“Hold a minute,” Maddingham cried. “First toast of obligation: For what we are going to receive, thank God and the British Navy.”
“Amen!” said the others with a nod towards Lieutenant Tegg, of the Royal Navy afloat, and, occasionally, of the Admiralty ashore.
“Next! ‘Damnation to all neutrals!’” Maddingham went on.
“Amen! Amen!” they answered between gulps that heralded the sole à la Colbert. Maddingham picked up the menu. “Suprème of chicken,” he read loudly. “Filet béarnaise, Woodcock and Richebourg ’74, Pêches Melba, Croûtes Baron. I couldn’t have improved on it myself; though one might,” he went on—“one might have substituted quail en casserole for the woodcock.”

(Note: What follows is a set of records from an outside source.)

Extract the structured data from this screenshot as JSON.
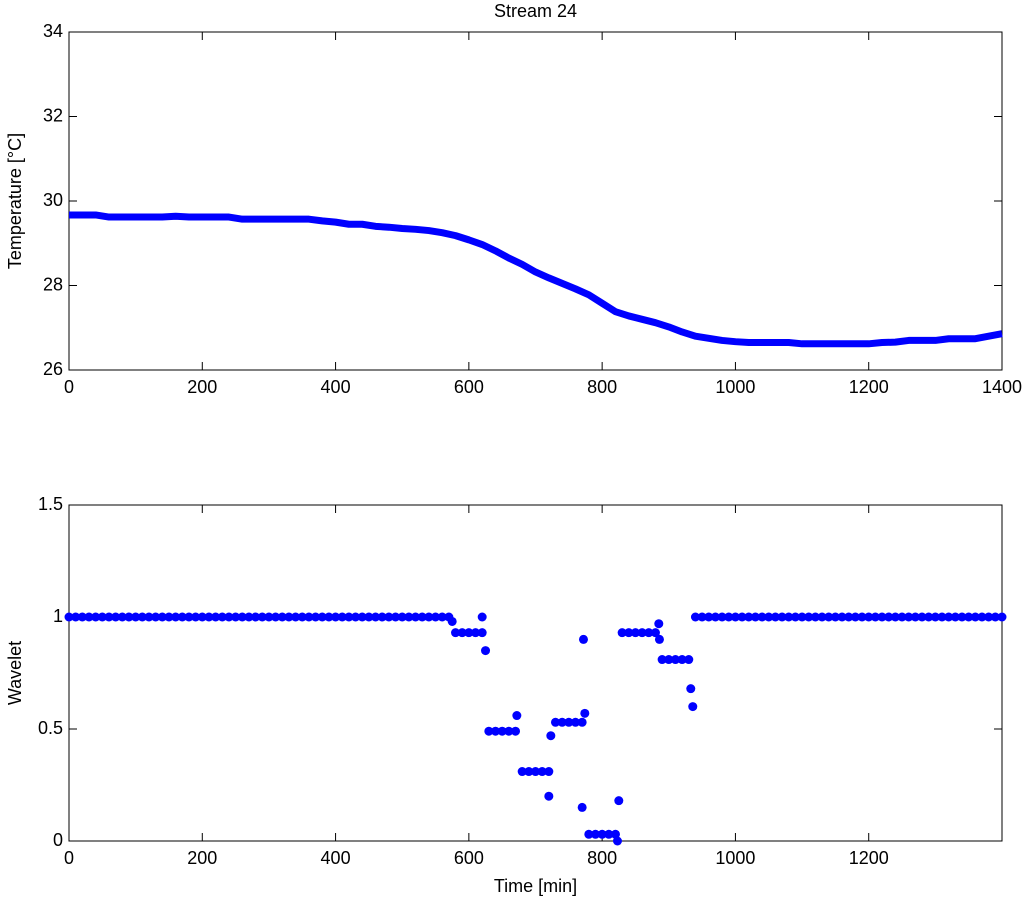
{
  "chart_data": [
    {
      "type": "line",
      "title": "Stream 24",
      "ylabel": "Temperature [°C]",
      "color": "#0000ff",
      "x": [
        0,
        20,
        40,
        60,
        80,
        100,
        120,
        140,
        160,
        180,
        200,
        220,
        240,
        260,
        280,
        300,
        320,
        340,
        360,
        380,
        400,
        420,
        440,
        460,
        480,
        500,
        520,
        540,
        560,
        580,
        600,
        620,
        640,
        660,
        680,
        700,
        720,
        740,
        760,
        780,
        800,
        820,
        840,
        860,
        880,
        900,
        920,
        940,
        960,
        980,
        1000,
        1020,
        1040,
        1060,
        1080,
        1100,
        1120,
        1140,
        1160,
        1180,
        1200,
        1220,
        1240,
        1260,
        1280,
        1300,
        1320,
        1340,
        1360,
        1380,
        1400
      ],
      "values": [
        29.67,
        29.67,
        29.67,
        29.62,
        29.62,
        29.62,
        29.62,
        29.62,
        29.64,
        29.62,
        29.62,
        29.62,
        29.62,
        29.57,
        29.57,
        29.57,
        29.57,
        29.57,
        29.57,
        29.53,
        29.5,
        29.45,
        29.45,
        29.4,
        29.38,
        29.35,
        29.33,
        29.3,
        29.25,
        29.18,
        29.08,
        28.97,
        28.82,
        28.65,
        28.5,
        28.32,
        28.18,
        28.05,
        27.92,
        27.78,
        27.58,
        27.38,
        27.28,
        27.2,
        27.12,
        27.02,
        26.9,
        26.8,
        26.75,
        26.7,
        26.67,
        26.65,
        26.65,
        26.65,
        26.65,
        26.62,
        26.62,
        26.62,
        26.62,
        26.62,
        26.62,
        26.65,
        26.66,
        26.7,
        26.7,
        26.7,
        26.74,
        26.74,
        26.74,
        26.8,
        26.86
      ],
      "xlim": [
        0,
        1400
      ],
      "ylim": [
        26,
        34
      ],
      "xticks": [
        0,
        200,
        400,
        600,
        800,
        1000,
        1200,
        1400
      ],
      "yticks": [
        26,
        28,
        30,
        32,
        34
      ]
    },
    {
      "type": "scatter",
      "ylabel": "Wavelet",
      "xlabel": "Time [min]",
      "color": "#0000ff",
      "x": [
        0,
        10,
        20,
        30,
        40,
        50,
        60,
        70,
        80,
        90,
        100,
        110,
        120,
        130,
        140,
        150,
        160,
        170,
        180,
        190,
        200,
        210,
        220,
        230,
        240,
        250,
        260,
        270,
        280,
        290,
        300,
        310,
        320,
        330,
        340,
        350,
        360,
        370,
        380,
        390,
        400,
        410,
        420,
        430,
        440,
        450,
        460,
        470,
        480,
        490,
        500,
        510,
        520,
        530,
        540,
        550,
        560,
        570,
        575,
        580,
        590,
        600,
        610,
        620,
        620,
        625,
        630,
        640,
        650,
        660,
        670,
        672,
        680,
        690,
        700,
        710,
        720,
        720,
        723,
        730,
        740,
        750,
        760,
        770,
        772,
        774,
        770,
        780,
        790,
        800,
        810,
        820,
        825,
        823,
        830,
        840,
        850,
        860,
        870,
        880,
        885,
        886,
        890,
        900,
        910,
        920,
        930,
        933,
        936,
        940,
        950,
        960,
        970,
        980,
        990,
        1000,
        1010,
        1020,
        1030,
        1040,
        1050,
        1060,
        1070,
        1080,
        1090,
        1100,
        1110,
        1120,
        1130,
        1140,
        1150,
        1160,
        1170,
        1180,
        1190,
        1200,
        1210,
        1220,
        1230,
        1240,
        1250,
        1260,
        1270,
        1280,
        1290,
        1300,
        1310,
        1320,
        1330,
        1340,
        1350,
        1360,
        1370,
        1380,
        1390,
        1400
      ],
      "values": [
        1,
        1,
        1,
        1,
        1,
        1,
        1,
        1,
        1,
        1,
        1,
        1,
        1,
        1,
        1,
        1,
        1,
        1,
        1,
        1,
        1,
        1,
        1,
        1,
        1,
        1,
        1,
        1,
        1,
        1,
        1,
        1,
        1,
        1,
        1,
        1,
        1,
        1,
        1,
        1,
        1,
        1,
        1,
        1,
        1,
        1,
        1,
        1,
        1,
        1,
        1,
        1,
        1,
        1,
        1,
        1,
        1,
        1,
        0.98,
        0.93,
        0.93,
        0.93,
        0.93,
        0.93,
        1,
        0.85,
        0.49,
        0.49,
        0.49,
        0.49,
        0.49,
        0.56,
        0.31,
        0.31,
        0.31,
        0.31,
        0.31,
        0.2,
        0.47,
        0.53,
        0.53,
        0.53,
        0.53,
        0.53,
        0.9,
        0.57,
        0.15,
        0.03,
        0.03,
        0.03,
        0.03,
        0.03,
        0.18,
        0,
        0.93,
        0.93,
        0.93,
        0.93,
        0.93,
        0.93,
        0.97,
        0.9,
        0.81,
        0.81,
        0.81,
        0.81,
        0.81,
        0.68,
        0.6,
        1,
        1,
        1,
        1,
        1,
        1,
        1,
        1,
        1,
        1,
        1,
        1,
        1,
        1,
        1,
        1,
        1,
        1,
        1,
        1,
        1,
        1,
        1,
        1,
        1,
        1,
        1,
        1,
        1,
        1,
        1,
        1,
        1,
        1,
        1,
        1,
        1,
        1,
        1,
        1,
        1,
        1,
        1,
        1,
        1,
        1,
        1
      ],
      "xlim": [
        0,
        1400
      ],
      "ylim": [
        0,
        1.5
      ],
      "xticks": [
        0,
        200,
        400,
        600,
        800,
        1000,
        1200
      ],
      "yticks": [
        0,
        0.5,
        1,
        1.5
      ]
    }
  ]
}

“Then there would have been no reason for the Burgundy,” said Tegg with equal gravity.
“You’re right,” Maddingham replied.
The foreign actress shrugged her shoulders. “What can you do with people like that?” she said to her companion. “And yet I’ve been singing to ’em for a fortnight.”
“I left it all to Henri,” said Portson.
“My Gord!” the eavesdropping woman whispered. “Get on to that! Ain’t it typical? They leave everything to Henri in this country.”
“By the way,” Tegg asked Winchmore after the fish, “where did you mount that one-pounder of yours after all?”